# MDB (Access) konvertieren zun MDF (SQL-Server)



## Perlmann (7. Juni 2006)

Guten Tag zusammen,

Eine Access-MDB-Datenbank soll (endlich) auf SQL-Server umgestellt werden. Zur Verfügung steht SSE (SQL-Server-Express) also ohne DTS. 
Zwar kann im SQL-Server-Management von Express via "attach" eine MDF-DB eingebunden werden, aber eben nur MDF und nicht MDB.

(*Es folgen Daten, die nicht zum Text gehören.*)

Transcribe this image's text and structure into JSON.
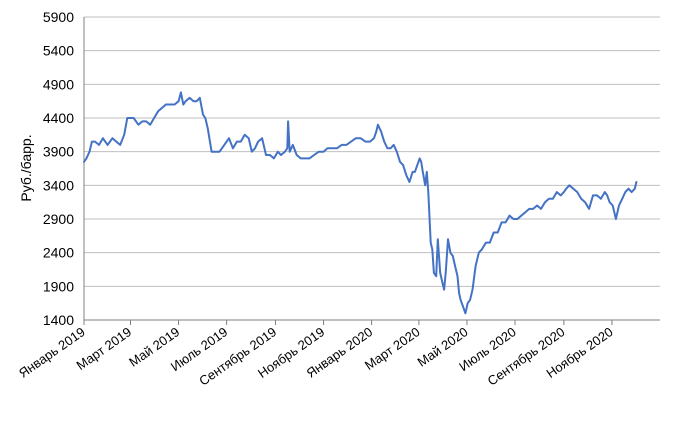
{
  "chart_data": {
    "type": "line",
    "title": "",
    "xlabel": "",
    "ylabel": "Руб./барр.",
    "ylim": [
      1400,
      5900
    ],
    "yticks": [
      1400,
      1900,
      2400,
      2900,
      3400,
      3900,
      4400,
      4900,
      5400,
      5900
    ],
    "xlim": [
      "2019-01-01",
      "2021-01-01"
    ],
    "grid": true,
    "legend": "none",
    "colors": {
      "line": "#4472C4",
      "grid": "#BFBFBF",
      "axis": "#808080"
    },
    "x_tick_labels": [
      {
        "date": "2019-01-01",
        "label": "Январь 2019"
      },
      {
        "date": "2019-03-01",
        "label": "Март 2019"
      },
      {
        "date": "2019-05-01",
        "label": "Май 2019"
      },
      {
        "date": "2019-07-01",
        "label": "Июль 2019"
      },
      {
        "date": "2019-09-01",
        "label": "Сентябрь 2019"
      },
      {
        "date": "2019-11-01",
        "label": "Ноябрь 2019"
      },
      {
        "date": "2020-01-01",
        "label": "Январь 2020"
      },
      {
        "date": "2020-03-01",
        "label": "Март 2020"
      },
      {
        "date": "2020-05-01",
        "label": "Май 2020"
      },
      {
        "date": "2020-07-01",
        "label": "Июль 2020"
      },
      {
        "date": "2020-09-01",
        "label": "Сентябрь 2020"
      },
      {
        "date": "2020-11-01",
        "label": "Ноябрь 2020"
      }
    ],
    "series": [
      {
        "x": [
          "2019-01-01",
          "2019-01-04",
          "2019-01-08",
          "2019-01-11",
          "2019-01-15",
          "2019-01-20",
          "2019-01-25",
          "2019-01-31",
          "2019-02-06",
          "2019-02-11",
          "2019-02-16",
          "2019-02-21",
          "2019-02-25",
          "2019-03-01",
          "2019-03-05",
          "2019-03-11",
          "2019-03-16",
          "2019-03-21",
          "2019-03-26",
          "2019-03-31",
          "2019-04-05",
          "2019-04-10",
          "2019-04-15",
          "2019-04-20",
          "2019-04-26",
          "2019-05-01",
          "2019-05-04",
          "2019-05-07",
          "2019-05-10",
          "2019-05-15",
          "2019-05-20",
          "2019-05-24",
          "2019-05-28",
          "2019-06-01",
          "2019-06-04",
          "2019-06-07",
          "2019-06-12",
          "2019-06-17",
          "2019-06-22",
          "2019-06-28",
          "2019-07-04",
          "2019-07-09",
          "2019-07-14",
          "2019-07-19",
          "2019-07-24",
          "2019-07-29",
          "2019-08-02",
          "2019-08-06",
          "2019-08-10",
          "2019-08-15",
          "2019-08-20",
          "2019-08-25",
          "2019-08-30",
          "2019-09-04",
          "2019-09-08",
          "2019-09-13",
          "2019-09-16",
          "2019-09-17",
          "2019-09-19",
          "2019-09-23",
          "2019-09-28",
          "2019-10-03",
          "2019-10-08",
          "2019-10-14",
          "2019-10-20",
          "2019-10-26",
          "2019-11-01",
          "2019-11-06",
          "2019-11-12",
          "2019-11-18",
          "2019-11-24",
          "2019-11-30",
          "2019-12-06",
          "2019-12-12",
          "2019-12-18",
          "2019-12-24",
          "2019-12-30",
          "2020-01-04",
          "2020-01-07",
          "2020-01-09",
          "2020-01-13",
          "2020-01-17",
          "2020-01-21",
          "2020-01-25",
          "2020-01-29",
          "2020-02-02",
          "2020-02-06",
          "2020-02-10",
          "2020-02-14",
          "2020-02-18",
          "2020-02-22",
          "2020-02-25",
          "2020-02-28",
          "2020-03-02",
          "2020-03-04",
          "2020-03-06",
          "2020-03-09",
          "2020-03-11",
          "2020-03-13",
          "2020-03-16",
          "2020-03-18",
          "2020-03-20",
          "2020-03-23",
          "2020-03-25",
          "2020-03-28",
          "2020-03-31",
          "2020-04-02",
          "2020-04-04",
          "2020-04-07",
          "2020-04-10",
          "2020-04-13",
          "2020-04-16",
          "2020-04-19",
          "2020-04-21",
          "2020-04-23",
          "2020-04-26",
          "2020-04-29",
          "2020-05-02",
          "2020-05-05",
          "2020-05-08",
          "2020-05-12",
          "2020-05-16",
          "2020-05-20",
          "2020-05-25",
          "2020-05-30",
          "2020-06-04",
          "2020-06-09",
          "2020-06-14",
          "2020-06-19",
          "2020-06-24",
          "2020-06-29",
          "2020-07-04",
          "2020-07-09",
          "2020-07-14",
          "2020-07-19",
          "2020-07-24",
          "2020-07-29",
          "2020-08-03",
          "2020-08-08",
          "2020-08-13",
          "2020-08-18",
          "2020-08-23",
          "2020-08-28",
          "2020-09-01",
          "2020-09-04",
          "2020-09-08",
          "2020-09-13",
          "2020-09-18",
          "2020-09-23",
          "2020-09-28",
          "2020-10-03",
          "2020-10-08",
          "2020-10-13",
          "2020-10-18",
          "2020-10-23",
          "2020-10-26",
          "2020-10-29",
          "2020-11-02",
          "2020-11-06",
          "2020-11-10",
          "2020-11-14",
          "2020-11-18",
          "2020-11-22",
          "2020-11-26",
          "2020-11-30",
          "2020-12-02"
        ],
        "values": [
          3750,
          3800,
          3900,
          4050,
          4050,
          4000,
          4100,
          4000,
          4100,
          4050,
          4000,
          4150,
          4400,
          4400,
          4400,
          4300,
          4350,
          4350,
          4300,
          4400,
          4500,
          4550,
          4600,
          4600,
          4600,
          4650,
          4780,
          4600,
          4650,
          4700,
          4650,
          4650,
          4700,
          4450,
          4400,
          4250,
          3900,
          3900,
          3900,
          4000,
          4100,
          3950,
          4050,
          4050,
          4150,
          4100,
          3900,
          3950,
          4050,
          4100,
          3850,
          3850,
          3800,
          3900,
          3850,
          3900,
          3950,
          4350,
          3900,
          4000,
          3850,
          3800,
          3800,
          3800,
          3850,
          3900,
          3900,
          3950,
          3950,
          3950,
          4000,
          4000,
          4050,
          4100,
          4100,
          4050,
          4050,
          4100,
          4200,
          4300,
          4200,
          4050,
          3950,
          3950,
          4000,
          3900,
          3750,
          3700,
          3550,
          3450,
          3600,
          3600,
          3700,
          3800,
          3750,
          3600,
          3400,
          3600,
          3300,
          2550,
          2450,
          2100,
          2050,
          2600,
          2100,
          1950,
          1850,
          2100,
          2600,
          2400,
          2350,
          2200,
          2050,
          1800,
          1700,
          1600,
          1500,
          1650,
          1700,
          1850,
          2200,
          2400,
          2450,
          2550,
          2550,
          2700,
          2700,
          2850,
          2850,
          2950,
          2900,
          2900,
          2950,
          3000,
          3050,
          3050,
          3100,
          3050,
          3150,
          3200,
          3200,
          3300,
          3250,
          3300,
          3350,
          3400,
          3350,
          3300,
          3200,
          3150,
          3050,
          3250,
          3250,
          3200,
          3300,
          3250,
          3150,
          3100,
          2900,
          3100,
          3200,
          3300,
          3350,
          3300,
          3350,
          3450
        ]
      }
    ]
  }
}
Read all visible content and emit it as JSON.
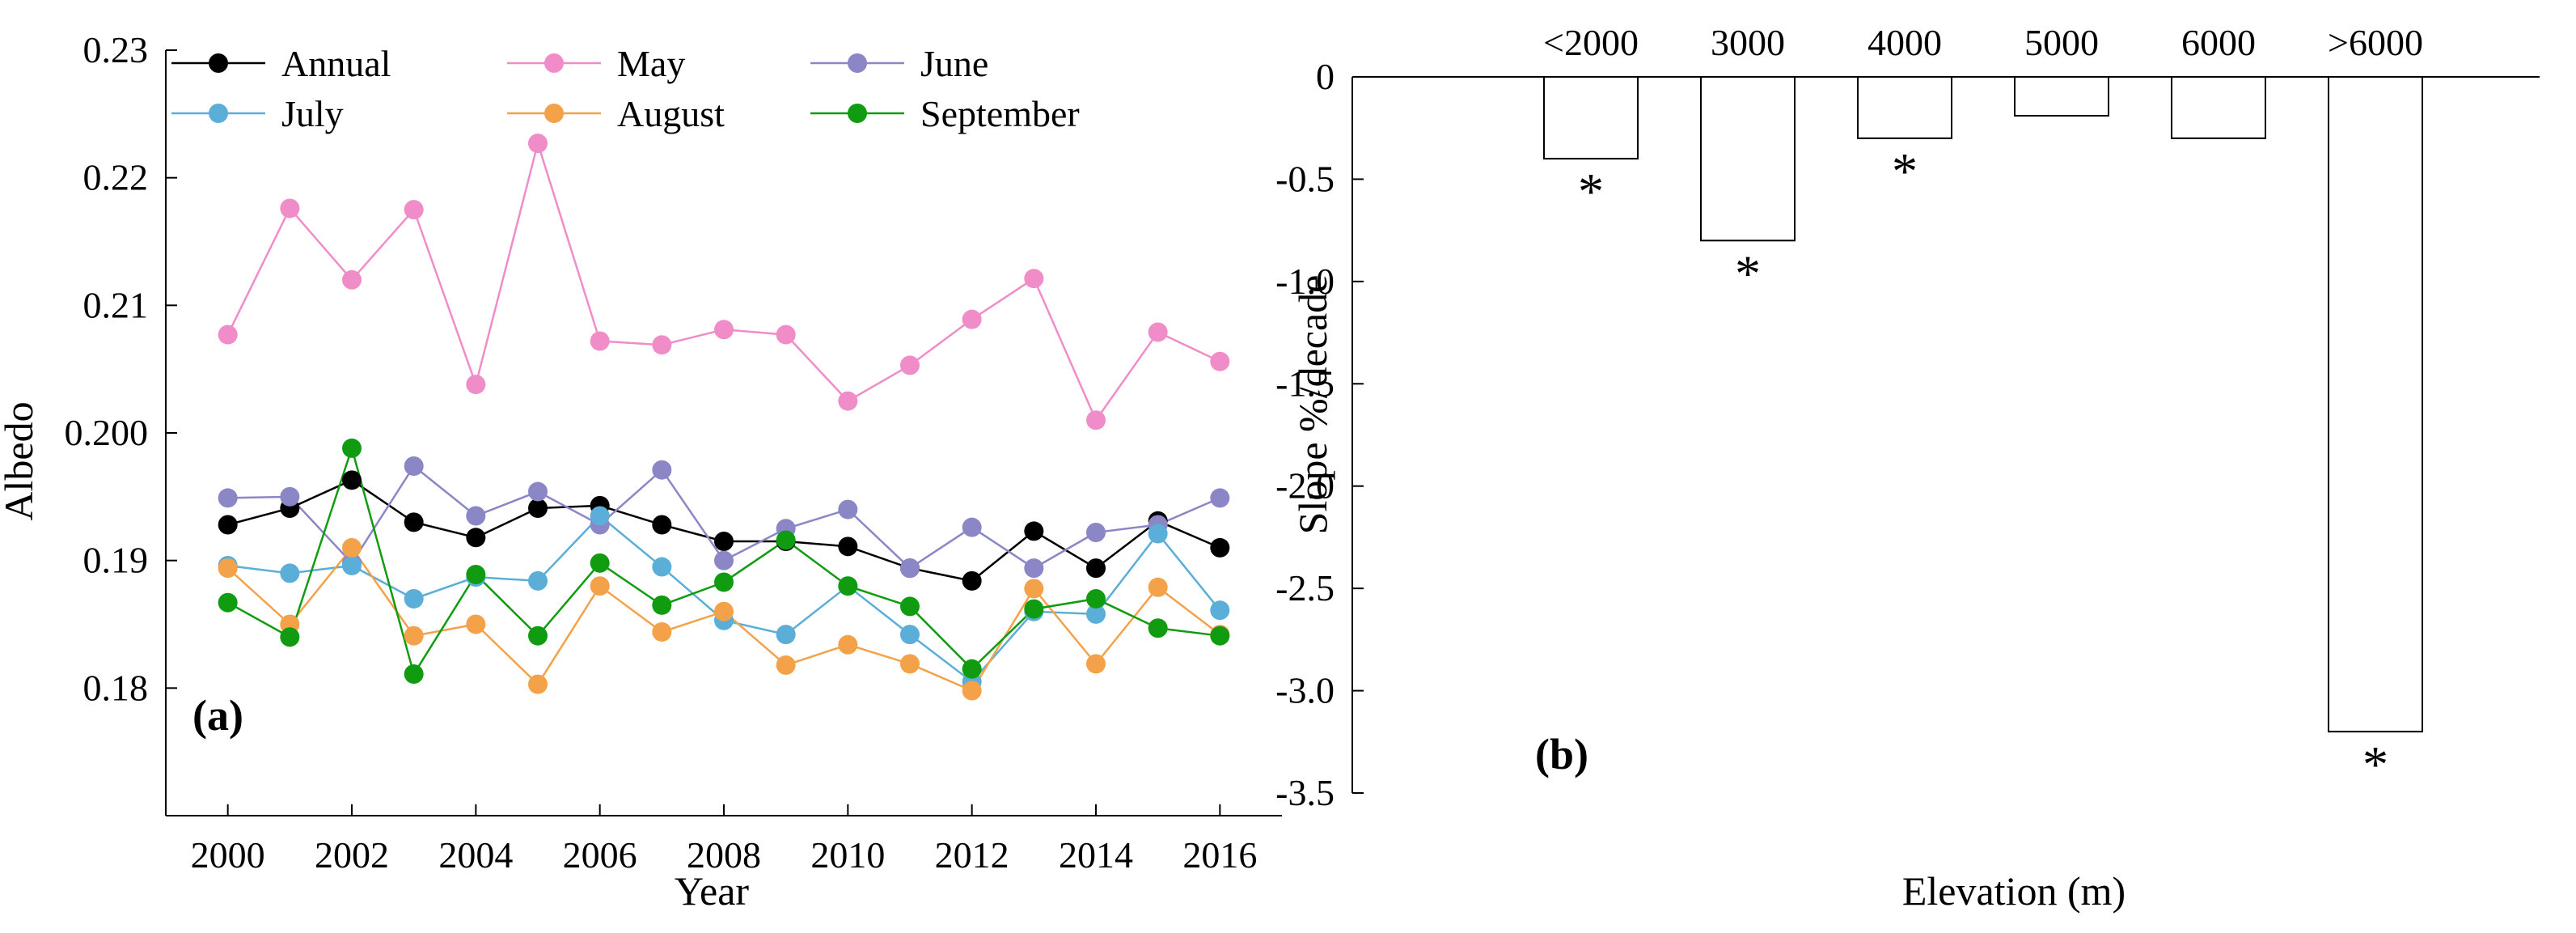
{
  "chart_data": [
    {
      "type": "line",
      "panel_label": "(a)",
      "xlabel": "Year",
      "ylabel": "Albedo",
      "xlim": [
        1999,
        2017
      ],
      "ylim": [
        0.17,
        0.23
      ],
      "x_ticks": [
        2000,
        2002,
        2004,
        2006,
        2008,
        2010,
        2012,
        2014,
        2016
      ],
      "y_ticks": [
        0.18,
        0.19,
        0.2,
        0.21,
        0.22,
        0.23
      ],
      "y_tick_labels": [
        "0.18",
        "0.19",
        "0.200",
        "0.21",
        "0.22",
        "0.23"
      ],
      "legend_placement": "top",
      "x": [
        2000,
        2001,
        2002,
        2003,
        2004,
        2005,
        2006,
        2007,
        2008,
        2009,
        2010,
        2011,
        2012,
        2013,
        2014,
        2015,
        2016
      ],
      "series": [
        {
          "name": "Annual",
          "color": "#000000",
          "values": [
            0.1928,
            0.1941,
            0.1963,
            0.193,
            0.1918,
            0.1941,
            0.1943,
            0.1928,
            0.1915,
            0.1915,
            0.1911,
            0.1894,
            0.1884,
            0.1923,
            0.1894,
            0.1931,
            0.191
          ]
        },
        {
          "name": "May",
          "color": "#f08cc8",
          "values": [
            0.2077,
            0.2176,
            0.212,
            0.2175,
            0.2038,
            0.2227,
            0.2072,
            0.2069,
            0.2081,
            0.2077,
            0.2025,
            0.2053,
            0.2089,
            0.2121,
            0.201,
            0.2079,
            0.2056
          ]
        },
        {
          "name": "June",
          "color": "#8b86c6",
          "values": [
            0.1949,
            0.195,
            0.1898,
            0.1974,
            0.1935,
            0.1954,
            0.1928,
            0.1971,
            0.19,
            0.1925,
            0.194,
            0.1894,
            0.1926,
            0.1894,
            0.1922,
            0.1928,
            0.1949
          ]
        },
        {
          "name": "July",
          "color": "#5aaed8",
          "values": [
            0.1896,
            0.189,
            0.1896,
            0.187,
            0.1887,
            0.1884,
            0.1935,
            0.1895,
            0.1853,
            0.1842,
            0.188,
            0.1842,
            0.1805,
            0.186,
            0.1858,
            0.1921,
            0.1861
          ]
        },
        {
          "name": "August",
          "color": "#f4a24a",
          "values": [
            0.1894,
            0.185,
            0.191,
            0.1841,
            0.185,
            0.1803,
            0.188,
            0.1844,
            0.186,
            0.1818,
            0.1834,
            0.1819,
            0.1798,
            0.1878,
            0.1819,
            0.1879,
            0.1842
          ]
        },
        {
          "name": "September",
          "color": "#119b11",
          "values": [
            0.1867,
            0.184,
            0.1988,
            0.1811,
            0.1889,
            0.1841,
            0.1898,
            0.1865,
            0.1883,
            0.1916,
            0.188,
            0.1864,
            0.1815,
            0.1862,
            0.187,
            0.1847,
            0.1841
          ]
        }
      ]
    },
    {
      "type": "bar",
      "panel_label": "(b)",
      "xlabel": "Elevation (m)",
      "ylabel": "Slope %/decade",
      "categories": [
        "<2000",
        "3000",
        "4000",
        "5000",
        "6000",
        ">6000"
      ],
      "values": [
        -0.4,
        -0.8,
        -0.3,
        -0.19,
        -0.3,
        -3.2
      ],
      "significant": [
        true,
        true,
        true,
        false,
        false,
        true
      ],
      "significance_marker": "*",
      "ylim": [
        -3.5,
        0
      ],
      "y_ticks": [
        0,
        -0.5,
        -1.0,
        -1.5,
        -2.0,
        -2.5,
        -3.0,
        -3.5
      ],
      "y_tick_labels": [
        "0",
        "-0.5",
        "-1.0",
        "-1.5",
        "-2.0",
        "-2.5",
        "-3.0",
        "-3.5"
      ],
      "category_labels_position": "top"
    }
  ]
}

Kennt jemand eine Methode oder ein Tool mit dem MDB zu MDF konvertiert werden kann?

Besten Dank
Phil


----------



## Neo_der_Hacker (7. Juni 2006)

Hallo,

mach es doch einfacher und lad Dir die MSSQL-Eval Software. Da ist alles dabei und im Enterprise Manager kannst alles ganz easy importieren. Bis auf Abfragen, die musste in Sichten und "Gespeicherte Prozeduren" umwandeln (neu kreieren).

Neo


----------



## Perlmann (9. Juni 2006)

Hallo
und herzlichen Dank für die Antwort.
MSSQL-EVAL? Da muss ich mal recherchieren. Gehört die SW zu SQL-Server2000?
Ist die SW als Download verfügbar?
beste Grüße
Phil


----------